Lebak – Dugaan praktik “main mata” antara oknum pejabat di Resort Pemangku Hutan (RPH) Banten dengan pihak korporasi tambang kembali mencuat ke publik. Dua kasus besar menjadi sorotan: pertama, dugaan pembiaran aktivitas penambangan batubara ilegal di kawasan Hutan Resort Pemangku Hutan (RPH) Sawarna, Bagian Kesatuan Pemangku Hutan (BKPH) Bayah, dan kedua, pemberian izin pinjam pakai kawasan hutan (IPPKH) terhadap PT Inti Muara Sari seluas ±190 hektar untuk tambang pasir kuarsa.
Kedua kasus tersebut dinilai sebagai bentuk nyata pengkhianatan terhadap rakyat dan amanat perlindungan hutan negara, di mana RPH Banten justru diduga ikut melindungi aktivitas yang bertentangan dengan hukum dan kepentingan lingkungan hidup.
Dari hasil investigasi lapangan sejumlah aktivis, tambang batubara ilegal di kawasan hutan Sawarna telah berlangsung cukup lama tanpa tindakan tegas. Padahal, kegiatan itu jelas melanggar Pasal 158 Undang-undang Nomor 4 Tahun 2009 tentang Pertambangan Mineral dan Batubara, sebagaimana diubah dengan Undang-undang Nomor 3 Tahun 2020 dan Undang-undang Nomor 6 Tahun 2023 tentang Penetapan Perpu Cipta Kerja.

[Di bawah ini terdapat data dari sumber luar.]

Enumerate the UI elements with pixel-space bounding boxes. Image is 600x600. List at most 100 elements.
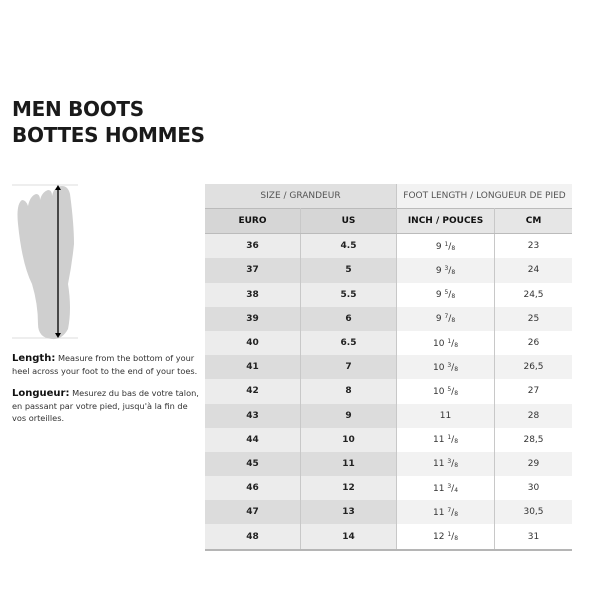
cm-cell: 30,5 bbox=[494, 500, 572, 525]
table-row: 41 7 10 3/8 26,5 bbox=[205, 355, 572, 380]
column-header-cm: CM bbox=[494, 207, 572, 235]
column-header-us: US bbox=[300, 207, 397, 235]
euro-size-cell: 45 bbox=[205, 451, 301, 477]
title-french: BOTTES HOMMES bbox=[12, 123, 205, 147]
fraction-numerator: 3 bbox=[447, 361, 452, 369]
fraction-numerator: 5 bbox=[444, 289, 449, 297]
table-row: 45 11 11 3/8 29 bbox=[205, 451, 572, 477]
us-size-cell: 11 bbox=[300, 451, 397, 477]
fraction-denominator: 8 bbox=[454, 535, 459, 543]
us-size-cell: 7 bbox=[300, 355, 397, 380]
cm-cell: 26 bbox=[494, 330, 572, 356]
fraction-denominator: 8 bbox=[454, 510, 459, 518]
euro-size-cell: 41 bbox=[205, 355, 301, 380]
inch-whole: 9 bbox=[435, 265, 442, 276]
fraction-numerator: 3 bbox=[444, 264, 449, 272]
inch-whole: 11 bbox=[432, 435, 445, 446]
inch-cell: 10 1/8 bbox=[396, 330, 495, 356]
length-label: Length: bbox=[12, 353, 56, 364]
cm-cell: 27 bbox=[494, 379, 572, 404]
group-header-size: SIZE / GRANDEUR bbox=[205, 184, 397, 209]
inch-cell: 9 1/8 bbox=[396, 233, 495, 259]
page-title: MEN BOOTS BOTTES HOMMES bbox=[12, 96, 205, 148]
fraction-numerator: 1 bbox=[447, 337, 452, 345]
us-size-cell: 10 bbox=[300, 427, 397, 452]
cm-cell: 26,5 bbox=[494, 355, 572, 380]
us-size-cell: 9 bbox=[300, 403, 397, 428]
inch-whole: 9 bbox=[435, 241, 442, 252]
longueur-label: Longueur: bbox=[12, 388, 70, 399]
table-row: 42 8 10 5/8 27 bbox=[205, 379, 572, 404]
size-table: SIZE / GRANDEUR FOOT LENGTH / LONGUEUR D… bbox=[205, 184, 572, 551]
fraction-numerator: 1 bbox=[444, 240, 449, 248]
column-header-inch: INCH / POUCES bbox=[396, 207, 495, 235]
fraction-numerator: 1 bbox=[447, 531, 452, 539]
inch-cell: 11 7/8 bbox=[396, 500, 495, 525]
fraction-denominator: 8 bbox=[454, 462, 459, 470]
cm-cell: 31 bbox=[494, 524, 572, 551]
fraction-denominator: 8 bbox=[451, 293, 456, 301]
length-text: Measure from the bottom of your heel acr… bbox=[12, 353, 198, 376]
cm-cell: 28,5 bbox=[494, 427, 572, 452]
title-english: MEN BOOTS bbox=[12, 97, 144, 121]
euro-size-cell: 44 bbox=[205, 427, 301, 452]
us-size-cell: 6.5 bbox=[300, 330, 397, 356]
fraction-denominator: 8 bbox=[451, 317, 456, 325]
length-description-fr: Longueur: Mesurez du bas de votre talon,… bbox=[12, 387, 202, 424]
inch-whole: 10 bbox=[432, 338, 445, 349]
table-row: 43 9 11 28 bbox=[205, 403, 572, 428]
fraction-numerator: 7 bbox=[444, 313, 449, 321]
fraction-denominator: 4 bbox=[454, 486, 459, 494]
column-header-euro: EURO bbox=[205, 207, 301, 235]
us-size-cell: 5 bbox=[300, 258, 397, 283]
euro-size-cell: 42 bbox=[205, 379, 301, 404]
inch-cell: 11 3/8 bbox=[396, 451, 495, 477]
fraction-numerator: 5 bbox=[447, 385, 452, 393]
fraction-denominator: 8 bbox=[454, 341, 459, 349]
fraction-denominator: 8 bbox=[454, 365, 459, 373]
euro-size-cell: 36 bbox=[205, 233, 301, 259]
euro-size-cell: 46 bbox=[205, 476, 301, 501]
inch-cell: 10 3/8 bbox=[396, 355, 495, 380]
us-size-cell: 6 bbox=[300, 306, 397, 331]
us-size-cell: 12 bbox=[300, 476, 397, 501]
inch-cell: 11 1/8 bbox=[396, 427, 495, 452]
euro-size-cell: 39 bbox=[205, 306, 301, 331]
cm-cell: 29 bbox=[494, 451, 572, 477]
fraction-numerator: 3 bbox=[447, 482, 452, 490]
inch-cell: 10 5/8 bbox=[396, 379, 495, 404]
fraction-denominator: 8 bbox=[454, 438, 459, 446]
fraction-numerator: 1 bbox=[447, 434, 452, 442]
euro-size-cell: 40 bbox=[205, 330, 301, 356]
table-row: 47 13 11 7/8 30,5 bbox=[205, 500, 572, 525]
table-row: 36 4.5 9 1/8 23 bbox=[205, 233, 572, 259]
cm-cell: 28 bbox=[494, 403, 572, 428]
fraction-numerator: 7 bbox=[447, 506, 452, 514]
us-size-cell: 5.5 bbox=[300, 282, 397, 307]
inch-whole: 11 bbox=[432, 459, 445, 470]
us-size-cell: 4.5 bbox=[300, 233, 397, 259]
cm-cell: 30 bbox=[494, 476, 572, 501]
foot-measure-icon bbox=[12, 184, 78, 340]
inch-whole: 9 bbox=[435, 290, 442, 301]
table-row: 46 12 11 3/4 30 bbox=[205, 476, 572, 501]
inch-cell: 9 3/8 bbox=[396, 258, 495, 283]
us-size-cell: 13 bbox=[300, 500, 397, 525]
inch-whole: 10 bbox=[432, 362, 445, 373]
us-size-cell: 8 bbox=[300, 379, 397, 404]
cm-cell: 24,5 bbox=[494, 282, 572, 307]
euro-size-cell: 47 bbox=[205, 500, 301, 525]
inch-whole: 11 bbox=[432, 507, 445, 518]
table-row: 38 5.5 9 5/8 24,5 bbox=[205, 282, 572, 307]
group-header-foot-length: FOOT LENGTH / LONGUEUR DE PIED bbox=[396, 184, 572, 209]
inch-whole: 9 bbox=[435, 314, 442, 325]
table-row: 48 14 12 1/8 31 bbox=[205, 524, 572, 551]
table-row: 44 10 11 1/8 28,5 bbox=[205, 427, 572, 452]
fraction-numerator: 3 bbox=[447, 458, 452, 466]
fraction-denominator: 8 bbox=[451, 244, 456, 252]
table-row: 37 5 9 3/8 24 bbox=[205, 258, 572, 283]
fraction-denominator: 8 bbox=[454, 389, 459, 397]
cm-cell: 23 bbox=[494, 233, 572, 259]
inch-cell: 11 3/4 bbox=[396, 476, 495, 501]
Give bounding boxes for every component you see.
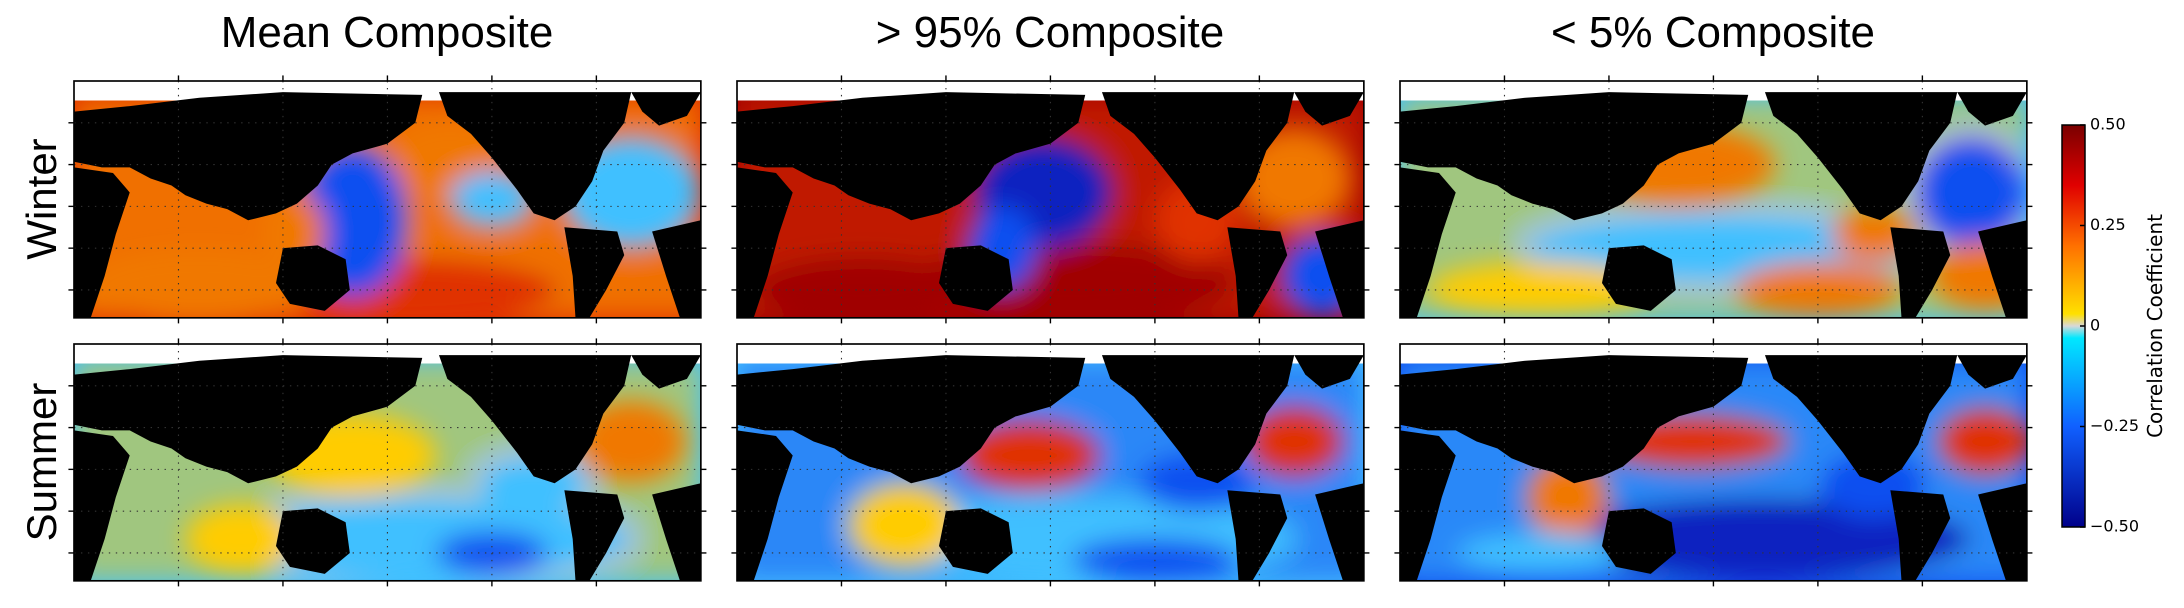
land	[438, 355, 632, 484]
land	[1601, 508, 1676, 574]
land	[1400, 355, 1749, 484]
land	[74, 92, 423, 221]
field-blob	[575, 399, 687, 484]
land	[275, 245, 350, 311]
map-panel	[68, 75, 707, 324]
land	[1400, 167, 1456, 318]
colorbar-label: Correlation Coefficient	[2143, 214, 2167, 438]
field-blob	[1936, 406, 2027, 477]
land	[1227, 227, 1288, 318]
land	[1957, 355, 2027, 389]
land	[1957, 92, 2027, 126]
land	[1890, 227, 1951, 318]
column-title: > 95% Composite	[876, 8, 1225, 57]
land	[74, 430, 130, 581]
land	[1315, 483, 1364, 581]
land	[1227, 490, 1288, 581]
map-panel	[68, 338, 707, 587]
map-content	[74, 344, 701, 581]
field-blob	[959, 420, 1100, 491]
land	[564, 490, 625, 581]
field-blob	[1245, 406, 1343, 477]
colorbar-tick-label: 0.25	[2090, 215, 2126, 234]
land	[1400, 92, 1749, 221]
land	[1764, 92, 1958, 221]
colorbar-tick-label: −0.25	[2090, 416, 2139, 435]
field-blob	[87, 255, 311, 318]
land	[1978, 483, 2027, 581]
land	[1315, 220, 1364, 318]
map-content	[737, 81, 1364, 318]
map-panel	[1394, 75, 2033, 324]
land	[1101, 355, 1295, 484]
map-content	[1400, 81, 2027, 318]
land	[652, 483, 701, 581]
land	[737, 355, 1086, 484]
land	[1978, 220, 2027, 318]
land	[631, 355, 701, 389]
land	[737, 167, 793, 318]
land	[938, 245, 1013, 311]
land	[631, 92, 701, 126]
map-panel	[1394, 338, 2033, 587]
field-blob	[1455, 532, 1623, 574]
colorbar-tick-label: −0.50	[2090, 517, 2139, 536]
row-label: Winter	[18, 138, 65, 259]
land	[1601, 245, 1676, 311]
field-blob	[185, 504, 297, 574]
land	[1400, 430, 1456, 581]
column-title: Mean Composite	[221, 8, 554, 57]
row-label: Summer	[18, 383, 65, 542]
field-blob	[750, 255, 974, 318]
map-content	[737, 344, 1364, 581]
field-blob	[1238, 129, 1350, 228]
land	[564, 227, 625, 318]
land	[1101, 92, 1295, 221]
colorbar-tick-label: 0	[2090, 316, 2100, 335]
field-blob	[1427, 262, 1651, 318]
land	[737, 92, 1086, 221]
map-panel	[731, 338, 1370, 587]
land	[275, 508, 350, 574]
column-title: < 5% Composite	[1551, 8, 1875, 57]
land	[1294, 92, 1364, 126]
land	[737, 430, 793, 581]
colorbar-tick-label: 0.50	[2090, 115, 2126, 134]
land	[1890, 490, 1951, 581]
land	[1764, 355, 1958, 484]
land	[1294, 355, 1364, 389]
land	[438, 92, 632, 221]
field-blob	[848, 483, 960, 567]
land	[74, 355, 423, 484]
land	[938, 508, 1013, 574]
land	[74, 167, 130, 318]
land	[652, 220, 701, 318]
map-content	[1400, 344, 2027, 581]
map-panel	[731, 75, 1370, 324]
map-content	[74, 81, 701, 318]
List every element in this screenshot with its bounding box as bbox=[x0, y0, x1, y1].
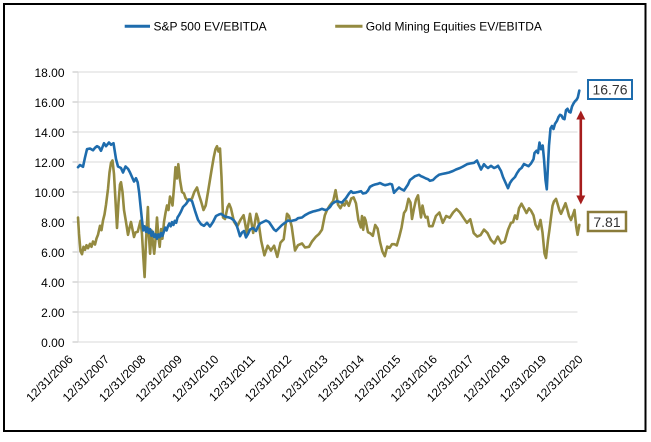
svg-text:18.00: 18.00 bbox=[34, 66, 64, 80]
svg-text:16.76: 16.76 bbox=[592, 82, 627, 98]
svg-text:Gold Mining Equities EV/EBITDA: Gold Mining Equities EV/EBITDA bbox=[366, 19, 542, 33]
svg-text:14.00: 14.00 bbox=[34, 126, 64, 140]
svg-text:8.00: 8.00 bbox=[41, 216, 65, 230]
svg-text:0.00: 0.00 bbox=[41, 336, 65, 350]
svg-text:16.00: 16.00 bbox=[34, 96, 64, 110]
svg-text:7.81: 7.81 bbox=[593, 214, 620, 230]
svg-text:6.00: 6.00 bbox=[41, 246, 65, 260]
svg-text:4.00: 4.00 bbox=[41, 276, 65, 290]
svg-text:2.00: 2.00 bbox=[41, 306, 65, 320]
svg-text:12.00: 12.00 bbox=[34, 156, 64, 170]
svg-text:S&P 500 EV/EBITDA: S&P 500 EV/EBITDA bbox=[154, 19, 267, 33]
svg-text:10.00: 10.00 bbox=[34, 186, 64, 200]
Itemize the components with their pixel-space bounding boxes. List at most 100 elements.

“Tidak mungkin RPH tidak tahu. Kegiatan tambang itu berlangsung di wilayah pengawasan mereka, tapi tidak ada penindakan, tidak ada laporan resmi, tidak ada upaya pencegahan. Ini kuat dugaan ada permainan di balik diamnya aparat kehutanan,” Muhlas Koordinator Forum mahasiswa Banten untuk agraria, Jumat (17/10/2025).
Muhlas menyebut, pembiaran sistematis terhadap tambang ilegal ini tidak bisa dilepaskan dari lemahnya integritas pejabat kehutanan setempat. Ia menilai, ada indikasi transaksi kepentingan antara oknum RPH dan pelaku tambang, maupun pembiaran terstruktur demi keuntungan pribadi.
Ironisnya, di tengah pembiaran tambang ilegal tersebut, pemerintah melalui RPH Banten justru memberi restu pada PT Inti Muara Sari untuk memanfaatkan kawasan hutan seluas ±190 hektar bagi pertambangan pasir kuarsa. Izin pinjam pakai kawasan hutan (IPPKH) itu diduga diberikan tanpa proses yang transparan dan tanpa melibatkan masyarakat sekitar.
“Bagaimana mungkin RPH bisa memberi restu alih fungsi kawasan hutan sebesar itu, sementara tambang ilegal di bawah hidung mereka dibiarkan? Ini menunjukkan RPH bukan lagi pelindung hutan, tapi perusak hutan negara,” ujar Muhlas
Ia menambahkan, proyek tambang pasir kuarsa PT Inti Muara Sari berpotensi menimbulkan kerusakan ekologis besar di wilayah pesisir selatan Lebak. Hilangnya vegetasi dan pembukaan lahan besar-besaran akan memperparah risiko banjir, longsor, serta krisis air bersih bagi warga sekitar.
Aktivis lingkungan menilai, dua kasus ini saling berkaitan dan menunjukkan pola yang sama: pengabaian fungsi pengawasan dan dugaan keterlibatan pejabat kehutanan dalam praktik rente tambang. Oleh karena itu, mereka mendesak Kementerian Lingkungan Hidup dan Kehutanan (KLHK) serta Polda Banten segera melakukan audit investigatif terhadap seluruh jajaran RPH Banten, terutama RPH Sawarna dan BKPH Bayah.
“Kalau KLHK dan aparat hukum serius, mereka harus bongkar jaringan ini. Jangan sampai hutan dijual murah lewat permainan izin dan pembiaran tambang ilegal. RPH Banten harus bertanggung jawab secara hukum dan moral,” pungkas Muhlas.
Masyarakat sipil di Banten kini bersiap untuk menggelar aksi besar menuntut pencopotan pejabat RPH yang terlibat serta pencabutan izin PT Inti Muara Sari. Mereka menegaskan, hutan bukan ladang bisnis pribadi, dan negara tidak boleh kalah oleh permainan kotor para oknum di balik meja kehutanan.